Berdasarkan fakta sejarah, setidaknya sudah pernah terjadi beberapa kali pergantian kurikulum di Indonesia, mulai dari Kurikulum 1947 (Rentjana Pelajaran), Kurikulum 1952 (Rentjana Pelajaran Terurai), Kurikulum 1964 (Rentjana Pendidikan), Kurikulum 1968, Kurikulum 1975, Kurikulum 1984, Kurikulum 1994 (Suplemen 1999), Kurikulum Berbasis Kompetensi 2004, Kurikulum Tingkat Satuan Pendidikan (KTSP) 2006, Kurikulum 2013, dan Implementasi Kurikulum Merdeka (IKM).
Di satu sisi, pergantian kurikulum memang membawa banyak konsekuensi, baik bagi sekolah sebagai institusi maupun bagi guru sebagai ujung tombak implementasi kurikulum dalam kegiatan belajar mengajar di kelas.
Mempelajari dan menguasai tuntutan kurikulum membutuhkan waktu yang tidak sebentar, belum lagi menemukan cara dan strategi yang tepat dalam penyiapan materi ajar dan penyampaian pembelajaran kepada peserta didik.
Ketika sudah mulai menemukan ritme yang cocok dan mulai terbangun pola belajar yang kondusif, tidak terasa periode pergantian menteri harus terjadi. Pergantian itu tentu saja memberi ruang perubahan, setidaknya pada nama kurikulumnya, meskipun mungkin tidak akan menyasar keseluruhan substansi yang termuat di dalamnya.

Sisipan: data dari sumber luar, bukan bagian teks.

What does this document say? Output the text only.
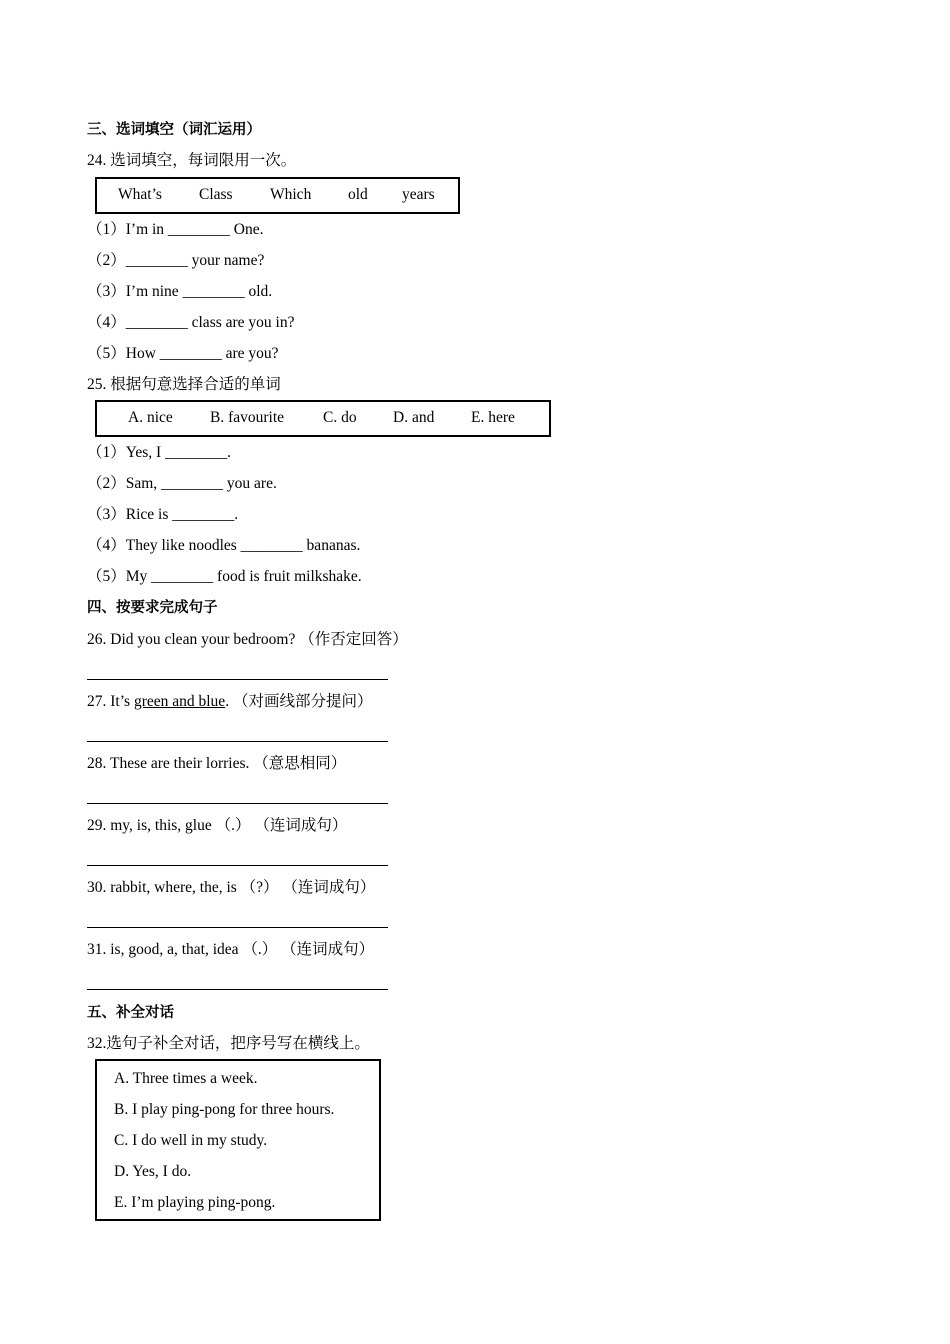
三、选词填空（词汇运用）
24. 选词填空，每词限用一次。
What’s Class Which old years
（1）I’m in ________ One.
（2）________ your name?
（3）I’m nine ________ old.
（4）________ class are you in?
（5）How ________ are you?
25. 根据句意选择合适的单词
A. nice B. favourite	C. do D. and E. here
（1）Yes, I ________.
（2）Sam, ________ you are.
（3）Rice is ________.
（4）They like noodles ________ bananas.
（5）My ________ food is fruit milkshake.
四、按要求完成句子
26. Did you clean your bedroom? （作否定回答）
27. It’s green and blue. （对画线部分提问）
28. These are their lorries. （意思相同）
29. my, is, this, glue （.） （连词成句）
30. rabbit, where, the, is （?） （连词成句）
31. is, good, a, that, idea （.） （连词成句）
五、补全对话
32.选句子补全对话，把序号写在横线上。
A. Three times a week.
B. I play ping-pong for three hours.
C. I do well in my study.
D. Yes, I do.
E. I’m playing ping-pong.
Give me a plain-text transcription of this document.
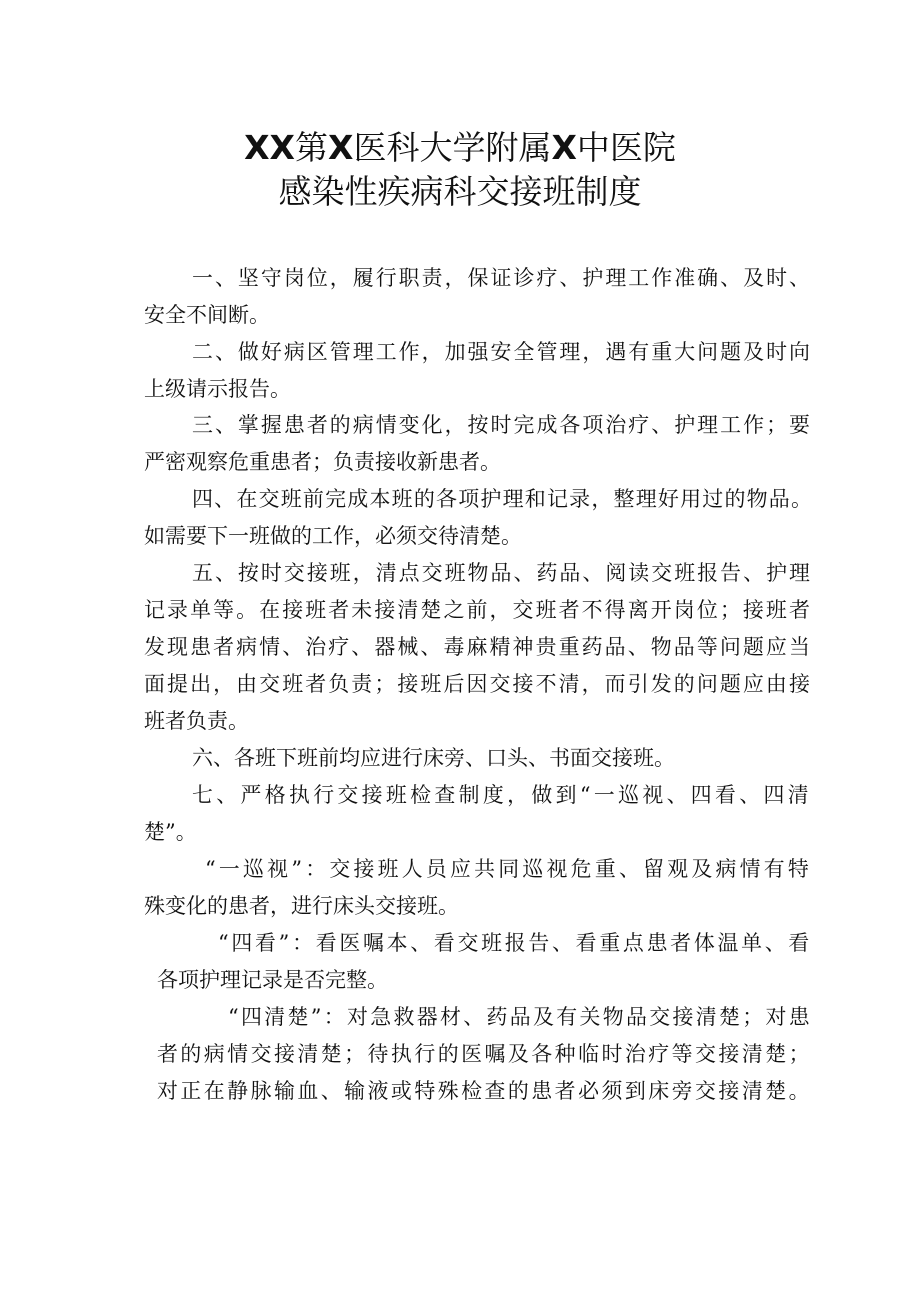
XX第X医科大学附属X中医院
感染性疾病科交接班制度
一、坚守岗位，履行职责，保证诊疗、护理工作准确、及时、
安全不间断。
二、做好病区管理工作，加强安全管理，遇有重大问题及时向
上级请示报告。
三、掌握患者的病情变化，按时完成各项治疗、护理工作；要
严密观察危重患者；负责接收新患者。
四、在交班前完成本班的各项护理和记录，整理好用过的物品。
如需要下一班做的工作，必须交待清楚。
五、按时交接班，清点交班物品、药品、阅读交班报告、护理
记录单等。在接班者未接清楚之前，交班者不得离开岗位；接班者
发现患者病情、治疗、器械、毒麻精神贵重药品、物品等问题应当
面提出，由交班者负责；接班后因交接不清，而引发的问题应由接
班者负责。
六、各班下班前均应进行床旁、口头、书面交接班。
七、严格执行交接班检查制度，做到“一巡视、四看、四清
楚”。
“一巡视”：交接班人员应共同巡视危重、留观及病情有特
殊变化的患者，进行床头交接班。
“四看”：看医嘱本、看交班报告、看重点患者体温单、看
各项护理记录是否完整。
“四清楚”：对急救器材、药品及有关物品交接清楚；对患
者的病情交接清楚；待执行的医嘱及各种临时治疗等交接清楚；
对正在静脉输血、输液或特殊检查的患者必须到床旁交接清楚。
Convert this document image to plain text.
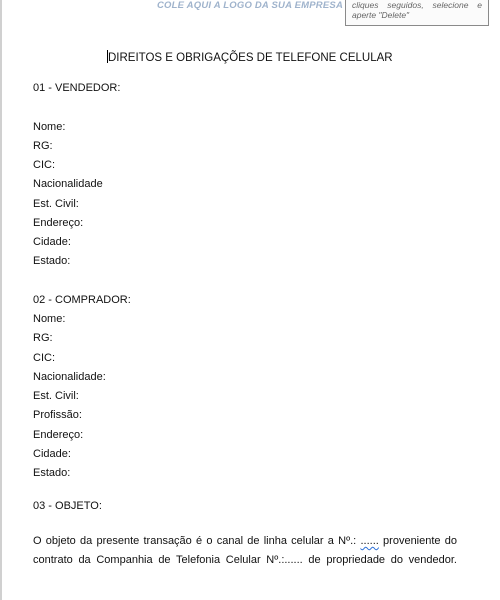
COLE AQUI A LOGO DA SUA EMPRESA cliques seguidos, selecione e
aperte "Delete"
DIREITOS E OBRIGAÇÕES DE TELEFONE CELULAR
01 - VENDEDOR:
Nome:
RG:
CIC:
Nacionalidade
Est. Civil:
Endereço:
Cidade:
Estado:
02 - COMPRADOR:
Nome:
RG:
CIC:
Nacionalidade:
Est. Civil:
Profissão:
Endereço:
Cidade:
Estado:
03 - OBJETO:
O objeto da presente transação é o canal de linha celular a Nº.: ...... proveniente do
contrato da Companhia de Telefonia Celular Nº.:...... de propriedade do vendedor.
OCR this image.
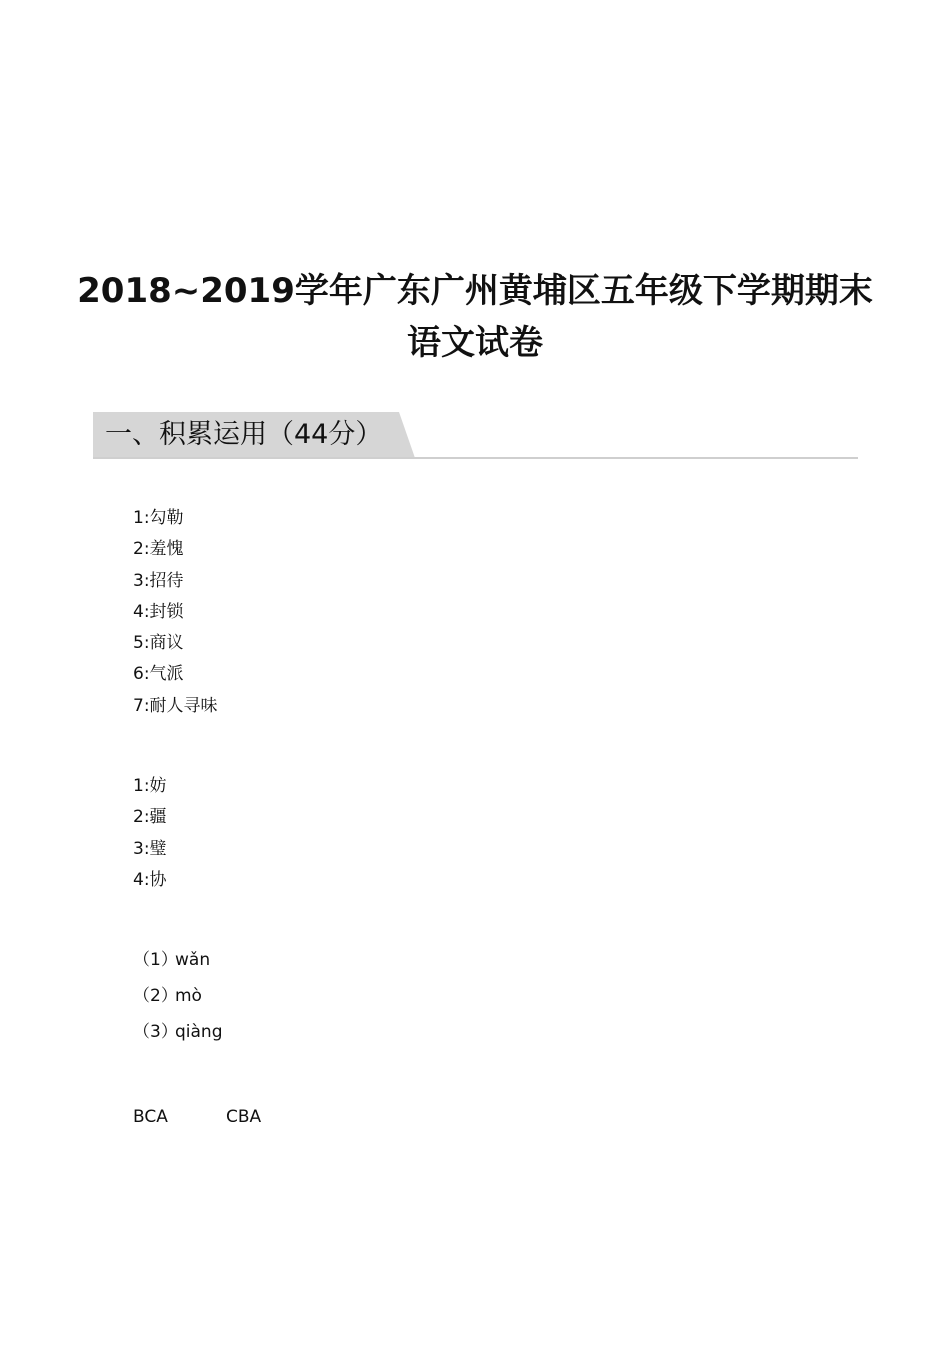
2018~2019学年广东广州黄埔区五年级下学期期末
语文试卷
一、积累运用（44分）
1:勾勒
2:羞愧
3:招待
4:封锁
5:商议
6:气派
7:耐人寻味
1:妨
2:疆
3:璧
4:协
（1）wǎn
（2）mò
（3）qiàng
BCA	CBA
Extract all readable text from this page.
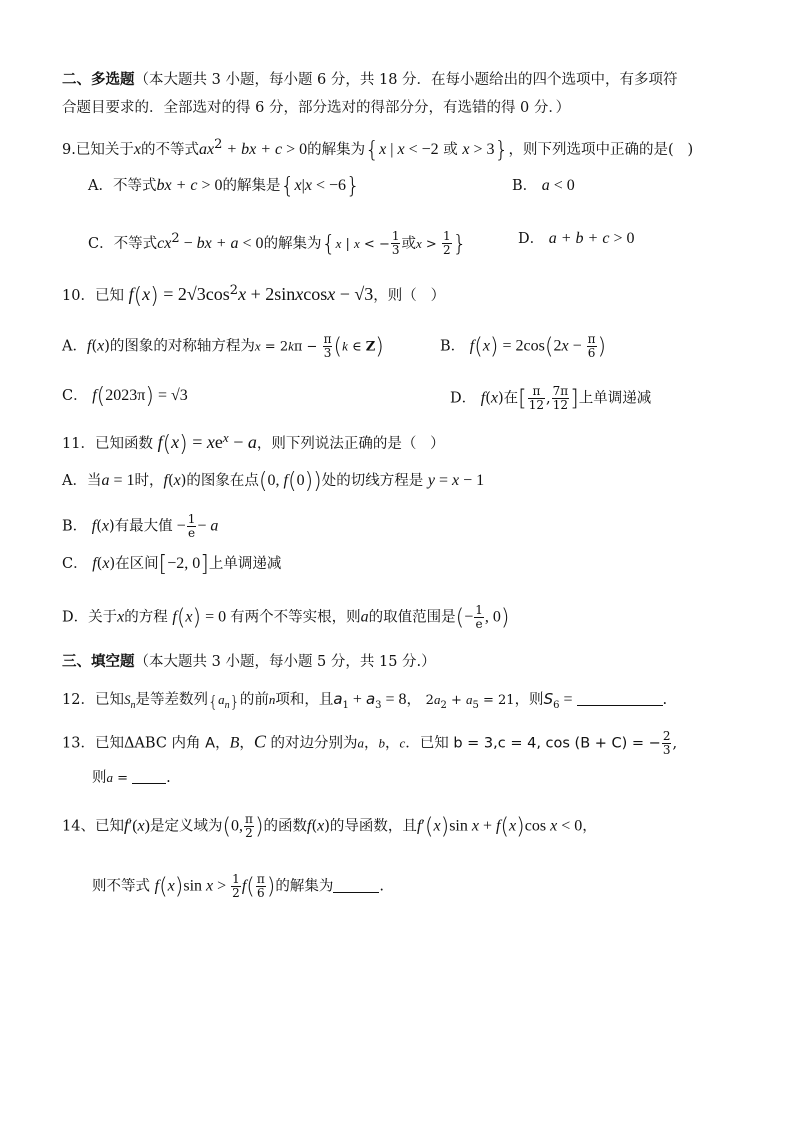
二、多选题（本大题共 3 小题，每小题 6 分，共 18 分．在每小题给出的四个选项中，有多项符
合题目要求的．全部选对的得 6 分，部分选对的得部分分，有选错的得 0 分．）
9.已知关于x的不等式$ax^2$ + bx + c > 0的解集为{x | x < −2 或 x > 3}，则下列选项中正确的是(   )
A．不等式bx + c > 0的解集是{x|x < −6}	B． a < 0
C．不等式$cx^2$ − bx + a < 0的解集为{x | x < − $\frac{1}{3}$ 或$x > \frac{1}{2}$ }	D． a + b + c > 0
10．已知 $f(x) = 2√3\cos^2x$ + 2sinxcosx − √3，则（   ）
A．f(x)的图象的对称轴方程为$x = 2k\pi - \frac{\pi}{3} (k$ ∈ Z)	B． $f(x) = 2\cos(2x - \frac{\pi}{6}$ )
C． f(2023π) = √3	D． f(x)在[ $\frac{\pi}{12}$ , $\frac{7\pi}{12}$ ]上单调递减
11．已知函数 $f(x) = xe^x - a$，则下列说法正确的是（   ）
A．当a = 1时，f(x)的图象在点(0, f(0))处的切线方程是 y = x − 1
B． f(x)有最大值 − $\frac{1}{e} - a$
C． f(x)在区间[−2, 0]上单调递减
D．关于x的方程 f(x) = 0 有两个不等实根，则a的取值范围是(− $\frac{1}{e}$ , 0)
三、填空题（本大题共 3 小题，每小题 5 分，共 15 分.）
12．已知$S_n$是等差数列$\{a_n\}$的前n项和，且$a_1 + a_3 = 8$， $2a_2 + a_5 = 21$，则$S_6$ =	.
13．已知ΔABC 内角 A，B，C 的对边分别为a，b，c．已知 b = 3,c = 4, cos (B + C) = − $\frac{2}{3}$ ,
则a = .
14、已知f′(x)是定义域为(0, $\frac{\pi}{2}$ )的函数f(x)的导函数，且f′(x)sin x + f(x)cos x < 0，
则不等式 f(x)sin $x > \frac{1}{2} f( \frac{\pi}{6}$ )的解集为	.
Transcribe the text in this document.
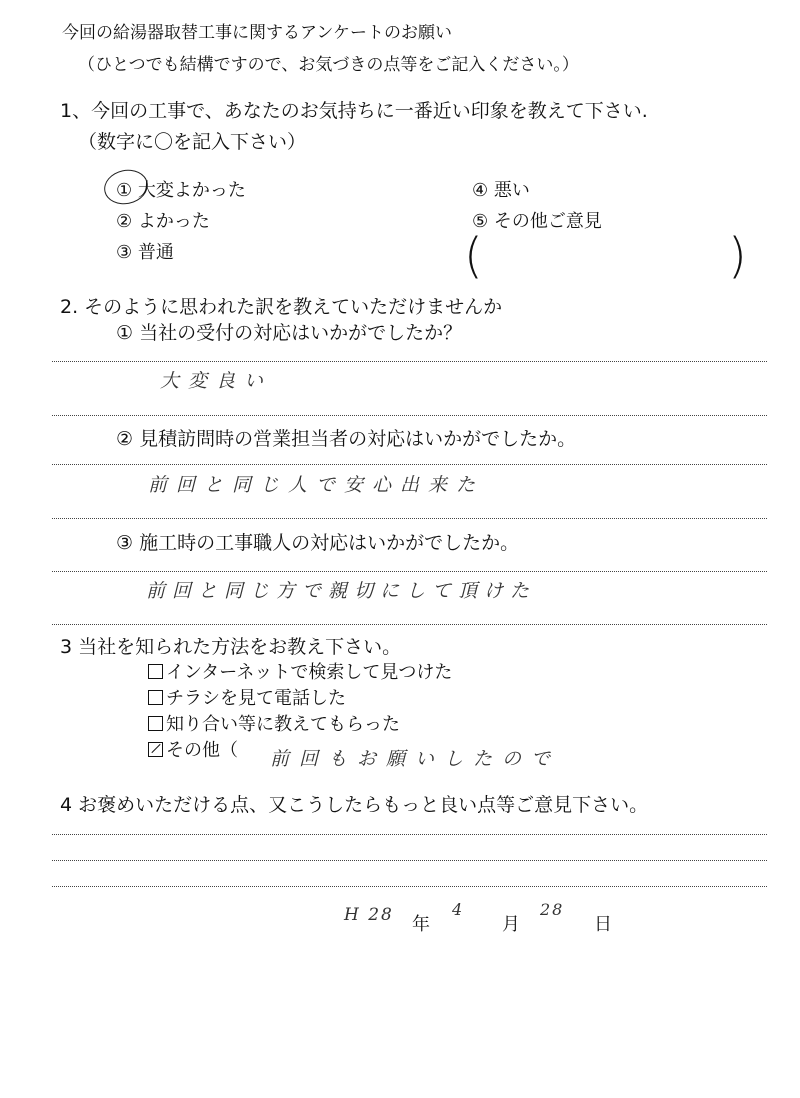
今回の給湯器取替工事に関するアンケートのお願い
（ひとつでも結構ですので、お気づきの点等をご記入ください。）
1、今回の工事で、あなたのお気持ちに一番近い印象を教えて下さい.
（数字に〇を記入下さい）
① 大変よかった
② よかった
③ 普通
④ 悪い
⑤ その他ご意見
(	)
2. そのように思われた訳を教えていただけませんか
① 当社の受付の対応はいかがでしたか？
大変良い
② 見積訪問時の営業担当者の対応はいかがでしたか。
前回と同じ人で安心出来た
③ 施工時の工事職人の対応はいかがでしたか。
前回と同じ方で親切にして頂けた
3 当社を知られた方法をお教え下さい。
インターネットで検索して見つけた
チラシを見て電話した
知り合い等に教えてもらった
その他（ 前回もお願いしたので
4 お褒めいただける点、又こうしたらもっと良い点等ご意見下さい。
H 28 年
4
月
28
日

Di sisi lain, cara memandang perubahan kurikulum juga dapat dimaknai secara lebih realistis dan optimis. Filosofi dasar perubahan sebagai sebuah keniscayaan dapat digunakan sebagai titik pijak melihat perubahan kurikulum dengan lebih bijak.
Ketika jaman berubah, karakteristik peserta didik pun turut berubah, tuntutan kebutuhan juga mengalami perubahan, output pendidikan yang relevan dan kontekstual tentu saja menjadi konsekuensi yang tidak bisa ditawar-tawar. Perubahan kurikulum menjadi salah satu cara untuk menyesuaikan dan memenuhi tuntutan perkembangan jaman dengan berbagai dampak dan konsekuensinya.
Setiap periode atau jaman, memiliki konteks dan kebutuhannya, pun menghadirkan persoalan sekaligus tantangan dan peluang dalam perubahan dan pengembangan kurikulum. Seperti yang terjadi ketika memasuki periode abad-21 di mana dunia pendidikan dihebohkan, bukan karena kehebatan dan prestasi yang diraih, tetapi karena munculnya kesadaran akan bahaya keterbelakangan dan krisis pendidikan (Sugiyono dkk, 2020).
Ketersadaran akan kondisi pendidikan yang "sedang tidak baik-baik saja" itu bukan tanpa sebab. Abad-21 yang ditandai dengan globalisasi, kemajuan teknologi, koneksitas tanpa batas, dan realitas disrupsi di berbagai bidang membuka kesadaran baru bahwa Indonesia bukanlah entitas tunggal yang berdiri sendiri. Sebagai sebuah bangsa, Indonesia mau tidak mau tersandingkan dan terbandingkan dengan negara-negara lain di sekitarnya, bahkan di dunia yang begitu luas.
Dalam konteks itulah, kesadaran akan mutu/kualitas penduduk Indonesia, termasuk dalam hal pendidikan, ikut serta diukur dan dinilai dalam kolektivitas, contohnya adalah pengukuran kualitas penduduk Indonesia berdasar Human Development Index 2012 berada di urutan 121 dari 187 negara.
Kesadaran kolektif itu juga mempengaruhi cara pandang kita terhadap sumber daya yang dimiliki, dibandingkan dengan negara lain, salah satunya berkaitan dengan bonus demografi.